Tagli continui e a pioggia mettono in pericolo il SSN – Il Rapporto sembra confermare una certa efficacia delle iniziative di contenimento della spesa destinata alla salute: anche il 2011, come già il 2010, è stato caratterizzato da una crescita molto contenuta della spesa sanitaria pubblica (+0,1% a parità di criteri di contabilizzazione) che mantiene l’Italia al di sotto della media dell’Unione Europea sia in termini pro capite, sia in rapporto al PIL; i disavanzi permangono, ma sono ormai ridotti a livelli molto circoscritti, almeno in termini di valori medi nazionali (nel 2011, circa 29€ pro capite, pari all’1,6% del finanziamento complessivo). Tutto ciò riflette e sintetizza un profondo mutamento negli atteggiamenti delle aziende rispetto ai vincoli economico-finanziari: se in passato i vincoli venivano spesso giudicati irrealistici e non incidevano sugli effettivi comportamenti aziendali, alimentando dei circoli viziosi di generazione e copertura dei disavanzi, oggi gli stessi vincoli sono giudicati pienamente credibili e condizionano fortemente le scelte gestionali. Sotto il profilo degli equilibri economici di breve periodo, l’unico elemento di forte preoccupazione è la differenziazione interregionale, con risultati economici consolidati positivi in tutte le regioni del Centro-Nord (tranne Liguria) e negativi in tutte le regioni del Centro-Sud (tranne Abruzzo) e con 2 regioni (Lazio e Campania) che, anche nel 2011, hanno generato da sole il 63% dell’intero disavanzo nazionale.

Risulta da ciò chiaro che gli ulteriori sacrifici richiesti alla Sanità Pubblica dalla Spending Review non si possono giustificare con una presunta dispendiosità del Servizio Sanitario Nazionale (SSN), bensì da un lato, con l’elevato livello del debito pubblico e della correlata spesa per interessi (quest’ultima è pari a circa i 2/3 dell’intero fabbisogno sanitario nazionale), dall’altro con l’incapacità del sistema economico di crescere adeguatamente (tanto che l’aumento della spesa sanitaria pubblica, seppur spesso molto contenuto, è stato negli ultimi 20 anni quasi sempre superiore a quello del PIL).

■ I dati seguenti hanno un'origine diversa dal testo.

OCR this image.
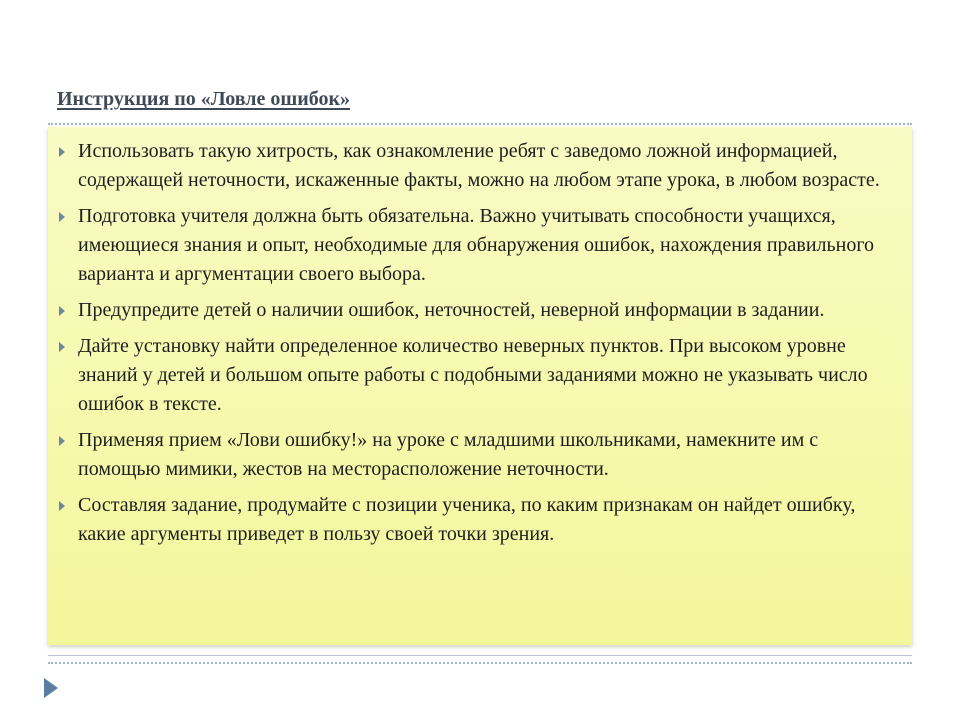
Инструкция по «Ловле ошибок»
Использовать такую хитрость, как ознакомление ребят с заведомо ложной информацией, содержащей неточности, искаженные факты, можно на любом этапе урока, в любом возрасте.
Подготовка учителя должна быть обязательна. Важно учитывать способности учащихся, имеющиеся знания и опыт, необходимые для обнаружения ошибок, нахождения правильного варианта и аргументации своего выбора.
Предупредите детей о наличии ошибок, неточностей, неверной информации в задании.
Дайте установку найти определенное количество неверных пунктов. При высоком уровне знаний у детей и большом опыте работы с подобными заданиями можно не указывать число ошибок в тексте.
Применяя прием «Лови ошибку!» на уроке с младшими школьниками, намекните им с помощью мимики, жестов на месторасположение неточности.
Составляя задание, продумайте с позиции ученика, по каким признакам он найдет ошибку, какие аргументы приведет в пользу своей точки зрения.
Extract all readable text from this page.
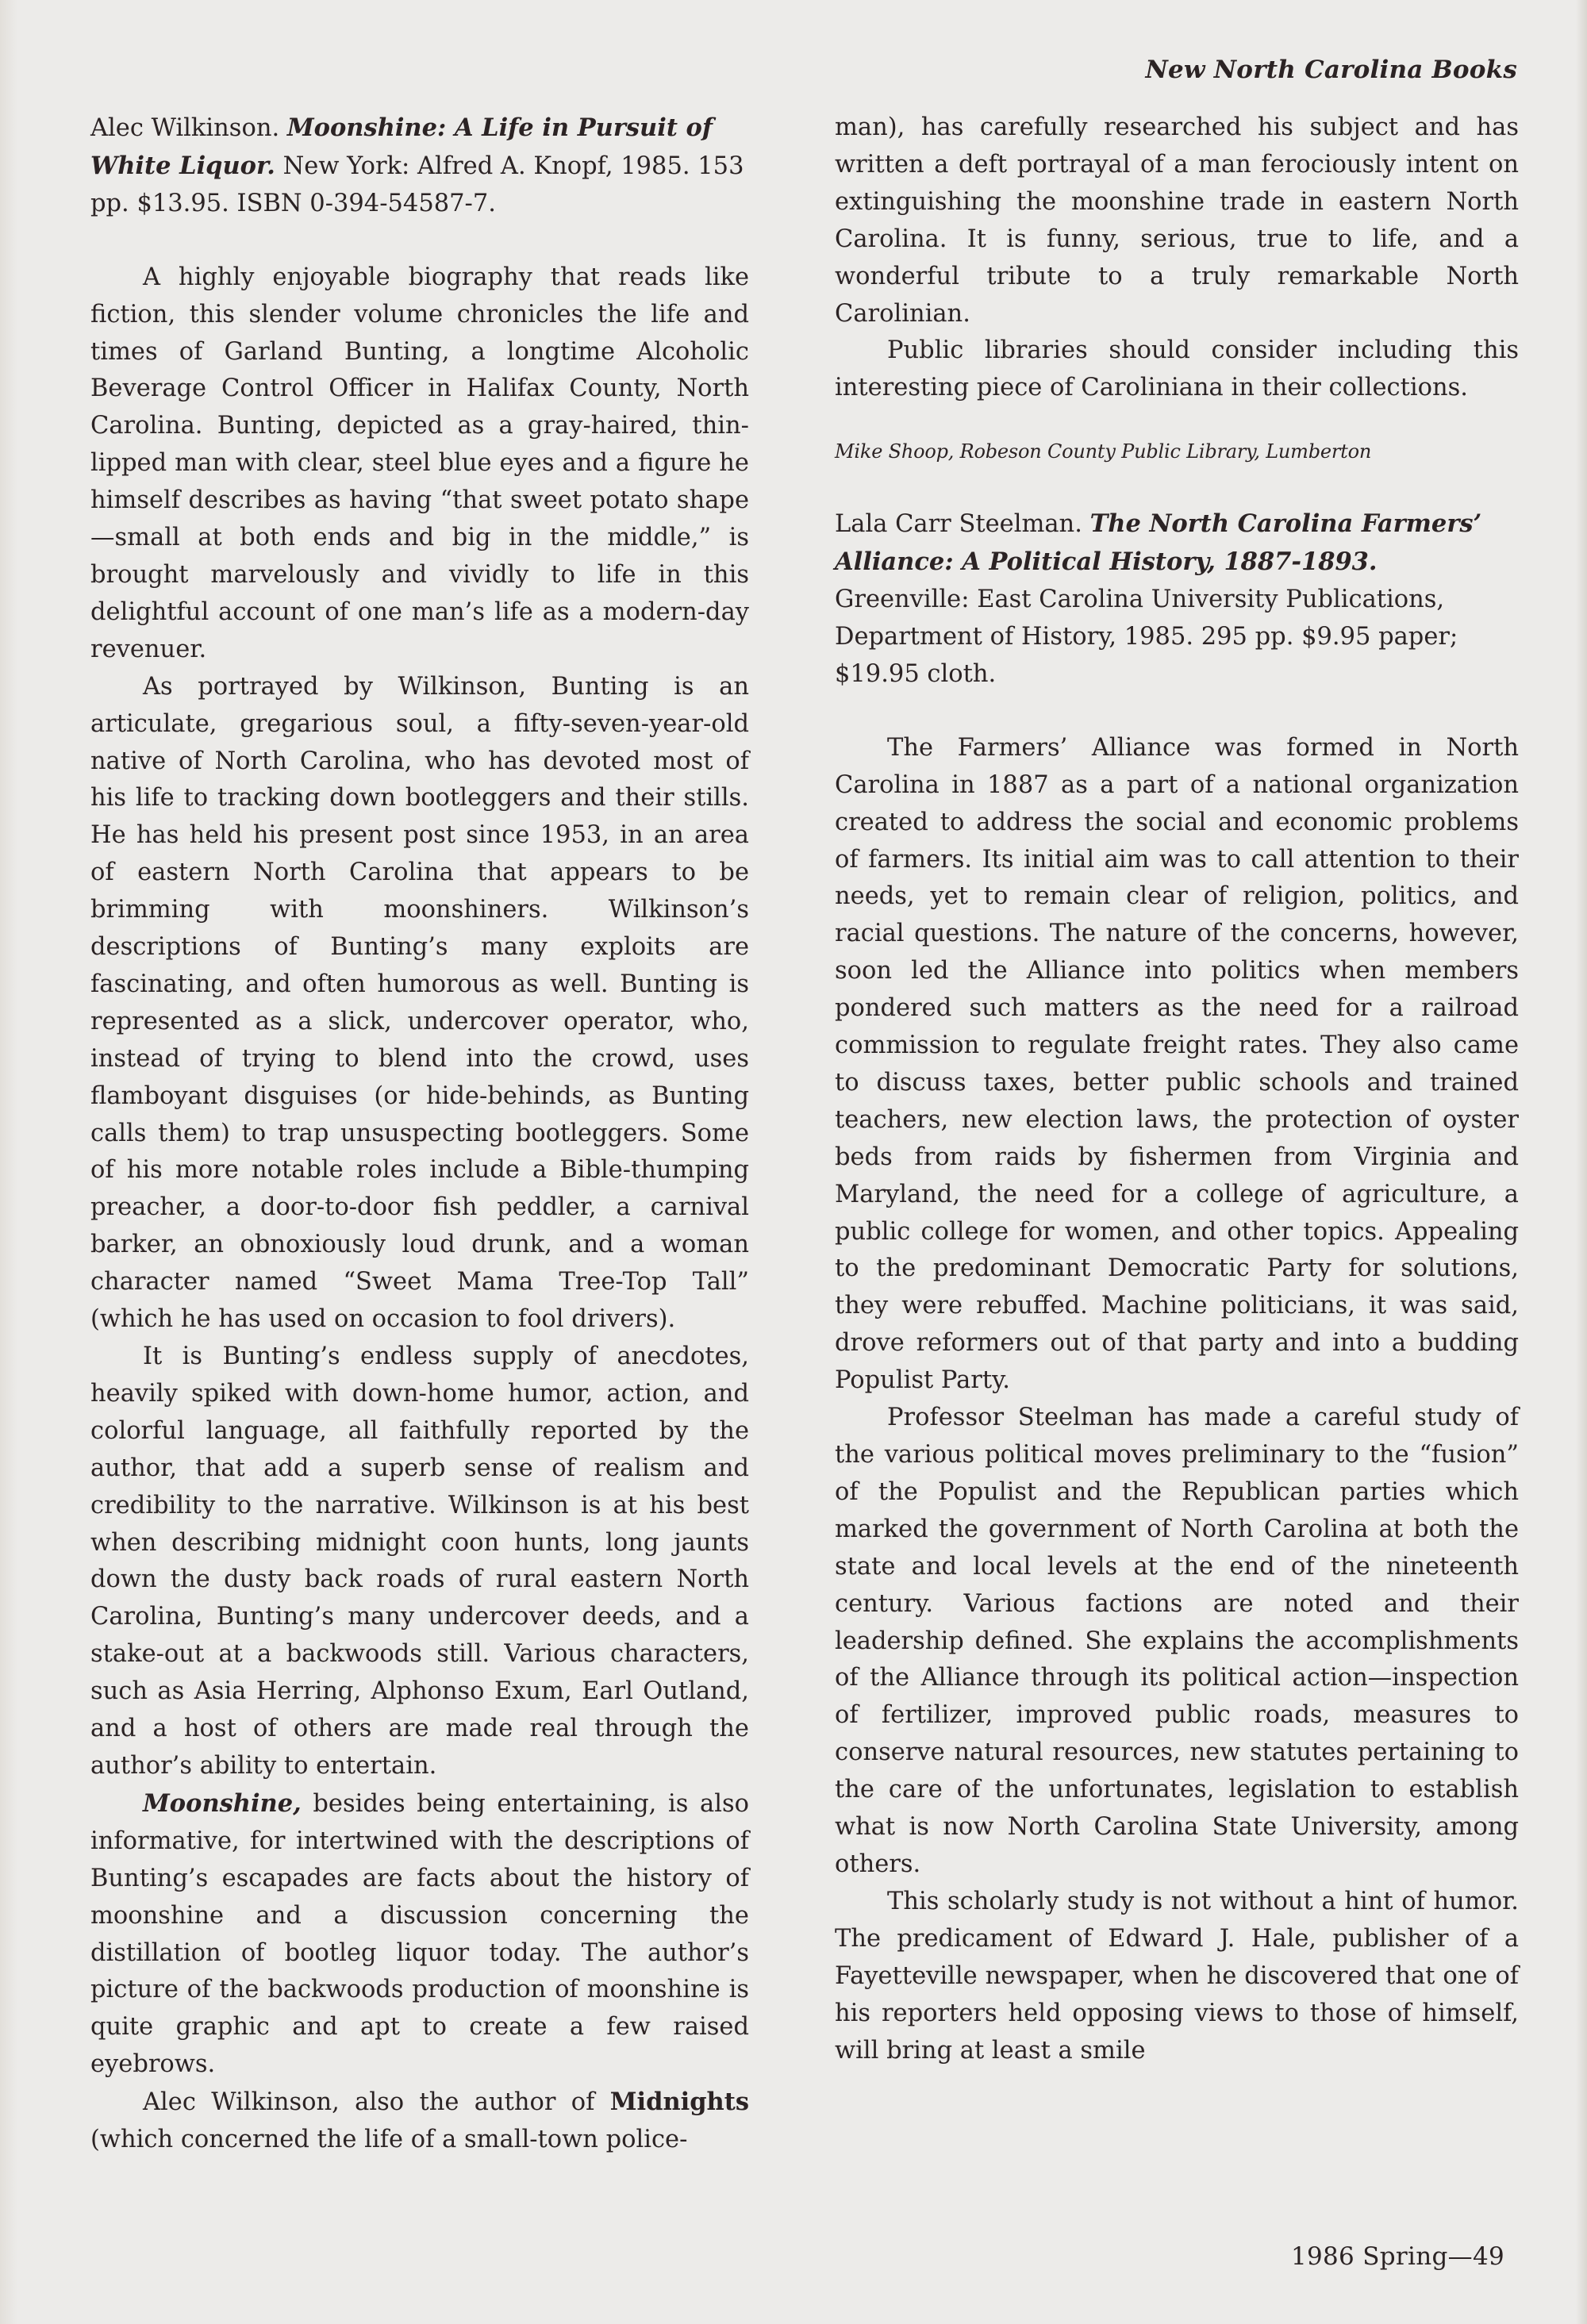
New North Carolina Books

Alec Wilkinson. Moonshine: A Life in Pursuit of White Liquor. New York: Alfred A. Knopf, 1985. 153 pp. $13.95. ISBN 0-394-54587-7.

A highly enjoyable biography that reads like fiction, this slender volume chronicles the life and times of Garland Bunting, a longtime Alcoholic Beverage Control Officer in Halifax County, North Carolina. Bunting, depicted as a gray-haired, thin-lipped man with clear, steel blue eyes and a figure he himself describes as having “that sweet potato shape—small at both ends and big in the middle,” is brought marvelously and vividly to life in this delightful account of one man’s life as a modern-day revenuer.

As portrayed by Wilkinson, Bunting is an articulate, gregarious soul, a fifty-seven-year-old native of North Carolina, who has devoted most of his life to tracking down bootleggers and their stills. He has held his present post since 1953, in an area of eastern North Carolina that appears to be brimming with moonshiners. Wilkinson’s descriptions of Bunting’s many exploits are fascinating, and often humorous as well. Bunting is represented as a slick, undercover operator, who, instead of trying to blend into the crowd, uses flamboyant disguises (or hide-behinds, as Bunting calls them) to trap unsuspecting bootleggers. Some of his more notable roles include a Bible-thumping preacher, a door-to-door fish peddler, a carnival barker, an obnoxiously loud drunk, and a woman character named “Sweet Mama Tree-Top Tall” (which he has used on occasion to fool drivers).

It is Bunting’s endless supply of anecdotes, heavily spiked with down-home humor, action, and colorful language, all faithfully reported by the author, that add a superb sense of realism and credibility to the narrative. Wilkinson is at his best when describing midnight coon hunts, long jaunts down the dusty back roads of rural eastern North Carolina, Bunting’s many undercover deeds, and a stake-out at a backwoods still. Various characters, such as Asia Herring, Alphonso Exum, Earl Outland, and a host of others are made real through the author’s ability to entertain.

Moonshine, besides being entertaining, is also informative, for intertwined with the descriptions of Bunting’s escapades are facts about the history of moonshine and a discussion concerning the distillation of bootleg liquor today. The author’s picture of the backwoods production of moonshine is quite graphic and apt to create a few raised eyebrows.

Alec Wilkinson, also the author of Midnights (which concerned the life of a small-town police-

man), has carefully researched his subject and has written a deft portrayal of a man ferociously intent on extinguishing the moonshine trade in eastern North Carolina. It is funny, serious, true to life, and a wonderful tribute to a truly remarkable North Carolinian.

Public libraries should consider including this interesting piece of Caroliniana in their collections.

Mike Shoop, Robeson County Public Library, Lumberton

Lala Carr Steelman. The North Carolina Farmers’ Alliance: A Political History, 1887-1893. Greenville: East Carolina University Publications, Department of History, 1985. 295 pp. $9.95 paper; $19.95 cloth.

The Farmers’ Alliance was formed in North Carolina in 1887 as a part of a national organization created to address the social and economic problems of farmers. Its initial aim was to call attention to their needs, yet to remain clear of religion, politics, and racial questions. The nature of the concerns, however, soon led the Alliance into politics when members pondered such matters as the need for a railroad commission to regulate freight rates. They also came to discuss taxes, better public schools and trained teachers, new election laws, the protection of oyster beds from raids by fishermen from Virginia and Maryland, the need for a college of agriculture, a public college for women, and other topics. Appealing to the predominant Democratic Party for solutions, they were rebuffed. Machine politicians, it was said, drove reformers out of that party and into a budding Populist Party.

Professor Steelman has made a careful study of the various political moves preliminary to the “fusion” of the Populist and the Republican parties which marked the government of North Carolina at both the state and local levels at the end of the nineteenth century. Various factions are noted and their leadership defined. She explains the accomplishments of the Alliance through its political action—inspection of fertilizer, improved public roads, measures to conserve natural resources, new statutes pertaining to the care of the unfortunates, legislation to establish what is now North Carolina State University, among others.

This scholarly study is not without a hint of humor. The predicament of Edward J. Hale, publisher of a Fayetteville newspaper, when he discovered that one of his reporters held opposing views to those of himself, will bring at least a smile

1986 Spring—49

Il rischio evidente è che questi ulteriori sacrifici aggravino il divario tra le risorse disponibili e quelle necessarie per rispondere in modo adeguato alle attese, intaccando ulteriormente una copertura pubblica già incompleta. Particolarmente critiche sono le prospettive per l’equità intergenerazionale, per effetto sia del sostanziale blocco degli investimenti (cui contribuisce, in verità, anche la frequente incapacità di spendere bene i limitati fondi disponibili), sia dell’impatto che le iniziative di risparmio e razionalizzazione potrebbero avere sullo stato di salute dei cittadini. In linea di principio, naturalmente, tali iniziative dovrebbero identificare e incidere su situazioni di inefficienza e inappropriatezza, quindi salvaguardare gli attuali livelli di servizio. Laddove il contenimento dei costi sia ottenuto riducendo i servizi offerti, invece, si potrebbe generare un impatto negativo di medio periodo sulle condizioni di salute della popolazione, con gravi conseguenze negative anche sul piano economico. Naturalmente, il rischio è più accentuato nelle regioni assoggettate a Piano di Rientro, dove le iniziative di contenimento dei costi sono state più intense.

In questa prospettiva e nell’attuale congiuntura economica soluzioni come recuperare efficienza; adottare esplicite scelte di razionamento e ricercare risorse aggiuntive potrebbero non bastare, potrebbe, quindi, diventare necessario chiarire in modo più esplicito i livelli di assistenza che il SSN potrà continuare effettivamente a garantire su base universalistica.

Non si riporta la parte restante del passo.